Aaland was inspired by Corita Kent, a nun, artist, and educator who created posters during the ’60s. Kent’s artwork conveys messages of love and peace during the social upheavals at the time.
Aaland brought this inspiration from Kent into her classroom, by having the students build posters with meaningful messages. Her students illustrated quotes that were inspirational to them, aiming to bring color and light into her classroom.
“My classroom walls along with other classrooms and hallways throughout the school became covered in colorful prints of inspirational quotes by radical authors, artists, and activists. Each quote selected featured one or more of the values my colleagues and I hoped to help students develop in themselves. Divergent thinking, questioning, creativity, curiosity, resilience, resistance, solidarity, and a commitment to community equity and justice.” said Aaland.
Kate Connell brought this idea to City College students in Visual Media Design and other classrooms. The exhibit coordinator at Rosenberg Library, Katrina Rahn, started her first project by showcasing the posters the students had created in their classroom.
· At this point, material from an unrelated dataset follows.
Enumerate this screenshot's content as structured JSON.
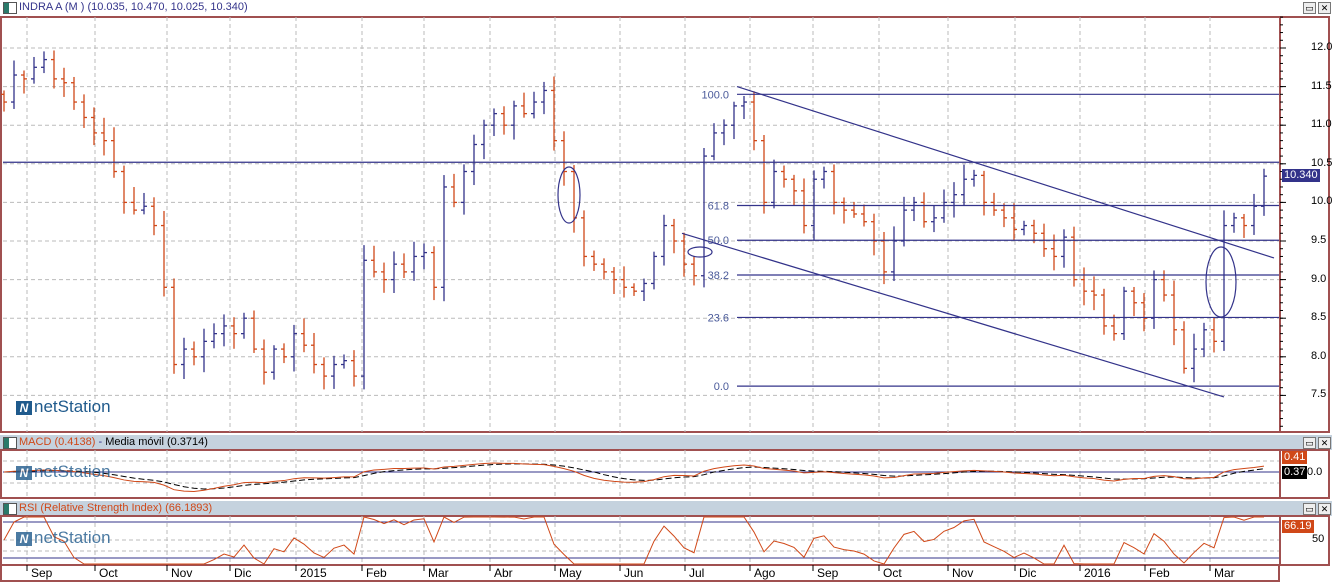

The poster exhibit was a great seed to start, 14 posters done with this amazing professional design work from City College’s students. This idea has taken over the campus by connecting the students to inspirational quotes from people who bring color into their lives.
In the exhibition area of the Rosenberg library, this particular space was tricky at first because the idea was to catch the students eye while trying to convey the meaning of the messages from the artists. The posters were difficult because they were all different pieces lying down different messages to give the students a sense of the directions.
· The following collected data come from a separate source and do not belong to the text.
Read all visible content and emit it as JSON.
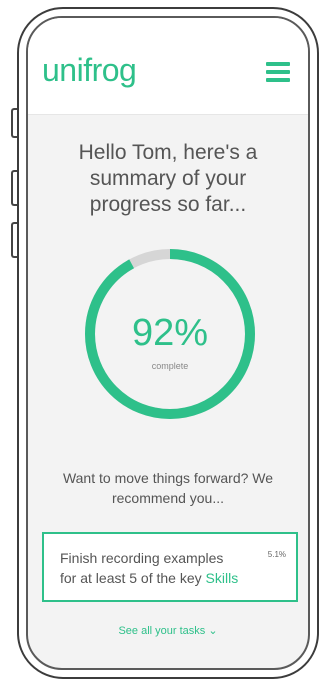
{
  "app": {
    "logo": "unifrog",
    "brand_color": "#2ec08a"
  },
  "header": {
    "menu_icon": "hamburger-menu-icon"
  },
  "summary": {
    "greeting_line1": "Hello Tom, here's a",
    "greeting_line2": "summary of your",
    "greeting_line3": "progress so far...",
    "progress_value": 0.92,
    "percent_label": "92%",
    "complete_label": "complete"
  },
  "recommendation": {
    "line1": "Want to move things forward? We",
    "line2": "recommend you..."
  },
  "task": {
    "text_line1": "Finish recording examples",
    "text_line2": "for at least 5 of the key",
    "link_text": "Skills",
    "percent": "5.1%"
  },
  "footer": {
    "see_all_label": "See all your tasks ⌄"
  }
}
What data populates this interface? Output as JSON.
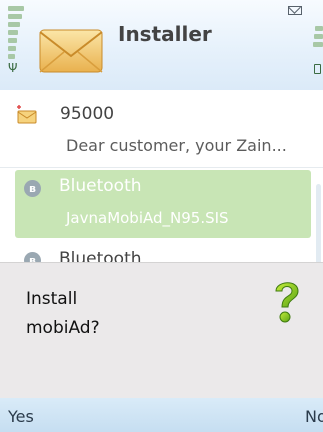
{
  "header": {
    "title": "Installer"
  },
  "messages": [
    {
      "sender": "95000",
      "preview": "Dear customer, your Zain...",
      "icon": "envelope-message-icon"
    },
    {
      "sender": "Bluetooth",
      "preview": "JavnaMobiAd_N95.SIS",
      "icon": "bluetooth-icon",
      "selected": true
    },
    {
      "sender": "Bluetooth",
      "icon": "bluetooth-icon"
    }
  ],
  "dialog": {
    "line1": "Install",
    "line2": "mobiAd?",
    "icon": "question-mark-icon"
  },
  "softkeys": {
    "left": "Yes",
    "right": "No"
  },
  "colors": {
    "highlight": "#c8e5b5",
    "dialog_bg": "#ebe9ea",
    "softkey_bg": "#cfe4f4",
    "header_bg": "#e6f1fb"
  }
}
Rahn loved the idea of students making their own posters. “When you see something that speaks to you and also the impact the posters have on the students,” said Rahn.
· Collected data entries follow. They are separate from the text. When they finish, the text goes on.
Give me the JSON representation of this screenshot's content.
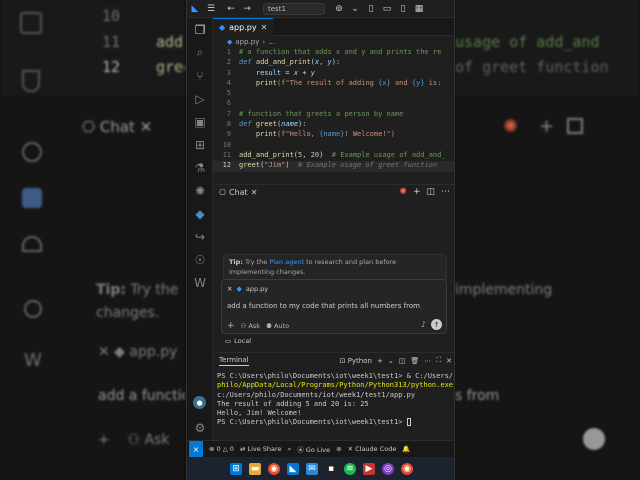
{
  "titlebar": {
    "search_text": "test1"
  },
  "editor": {
    "tab_label": "app.py",
    "breadcrumb": "app.py",
    "breadcrumb_more": "...",
    "line_numbers": [
      "1",
      "2",
      "3",
      "4",
      "5",
      "6",
      "7",
      "8",
      "9",
      "10",
      "11",
      "12"
    ],
    "lines": {
      "l1": "# a function that adds x and y and prints the re",
      "l2_def": "def",
      "l2_name": "add_and_print",
      "l2_open": "(",
      "l2_x": "x",
      "l2_comma": ", ",
      "l2_y": "y",
      "l2_close": "):",
      "l3_var": "result",
      "l3_eq": " = ",
      "l3_x": "x",
      "l3_plus": " + ",
      "l3_y": "y",
      "l4_fn": "print",
      "l4_str1": "(f\"The result of adding ",
      "l4_x": "{x}",
      "l4_str2": " and ",
      "l4_y": "{y}",
      "l4_str3": " is: ",
      "l7": "# function that greets a person by name",
      "l8_def": "def",
      "l8_name": "greet",
      "l8_open": "(",
      "l8_p": "name",
      "l8_close": "):",
      "l9_fn": "print",
      "l9_str1": "(f\"Hello, ",
      "l9_name": "{name}",
      "l9_str2": "! Welcome!\")",
      "l11_fn": "add_and_print",
      "l11_open": "(",
      "l11_a": "5",
      "l11_comma": ", ",
      "l11_b": "20",
      "l11_close": ")  ",
      "l11_comment": "# Example usage of add_and_",
      "l12_fn": "greet",
      "l12_open": "(",
      "l12_str": "\"Jim\"",
      "l12_close": ")  ",
      "l12_ghost": "# Example usage of greet function"
    }
  },
  "chat": {
    "header_label": "Chat",
    "tip_bold": "Tip:",
    "tip_pre": " Try the ",
    "tip_link": "Plan agent",
    "tip_post": " to research and plan before implementing changes.",
    "attachment": "app.py",
    "input_text": "add a function to my code that prints all numbers from",
    "tool_ask": "Ask",
    "tool_auto": "Auto",
    "local_label": "Local"
  },
  "terminal": {
    "tab_label": "Terminal",
    "profile": "Python",
    "lines": [
      "PS C:\\Users\\philo\\Documents\\iot\\week1\\test1> & C:/Users/",
      "philo/AppData/Local/Programs/Python/Python313/python.exe",
      " c:/Users/philo/Documents/iot/week1/test1/app.py",
      "The result of adding 5 and 20 is: 25",
      "Hello, Jim! Welcome!",
      "PS C:\\Users\\philo\\Documents\\iot\\week1\\test1> "
    ]
  },
  "statusbar": {
    "errors": "0",
    "warnings": "0",
    "live_share": "Live Share",
    "go_live": "Go Live",
    "claude": "Claude Code"
  },
  "background": {
    "left_ln10": "10",
    "left_ln11": "11",
    "left_ln12": "12",
    "left_code11": "add",
    "left_code12": "gree",
    "right_code11": "usage of add_and",
    "right_code12": "of greet function",
    "left_chat": "Chat",
    "left_tip_bold": "Tip:",
    "left_tip": "Try the",
    "right_tip": "implementing",
    "left_changes": "changes.",
    "left_file": "app.py",
    "left_addfunc": "add a function",
    "right_from": "s from",
    "left_ask": "Ask"
  },
  "colors": {
    "accent": "#0078d4",
    "editor_bg": "#1f1f1f",
    "statusbar_bg": "#181818"
  }
}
The students’ involvement during this project took away a lot of inspirational ideas from the instructors by providing opportunities for the students and engaging with them as well. Also, by being transforaminal hands-on and practical with our students.
There were many inspirational artists who had touching stories behind their posters. Sarah Hotchkiss was one person that was particularly inspiring. Her piece, entitled Sci-fI Sunday, shows a shiny multi-colored book, representing the sci-fi books she read which described many possible futures.
Another inspirational piece that caught Rahn’s eye was “Be a rainbow in someone’s cloud” by Kirsta Kammon. Rahn felt like it spoke to her in a way that was very touching.
“The takeaway from all of this is the collaboration that students use to make a change. It was just right Exhibit for City College and It’s calibrated with the Art language around San Francisco.” Rahn said.
The librarian created a grant for students to work on the exhibits in the near future to give the students a vision.
To this day, Aaland still gives posters out to K-12 teachers so that the classrooms are brought to life. It all just started in her own classroom.
The exhibit is located on the 3rd Floor Atrium round case, Room 518, and the 4th Floor Reference Desk, at Rosenberg Library, Ocean Campus.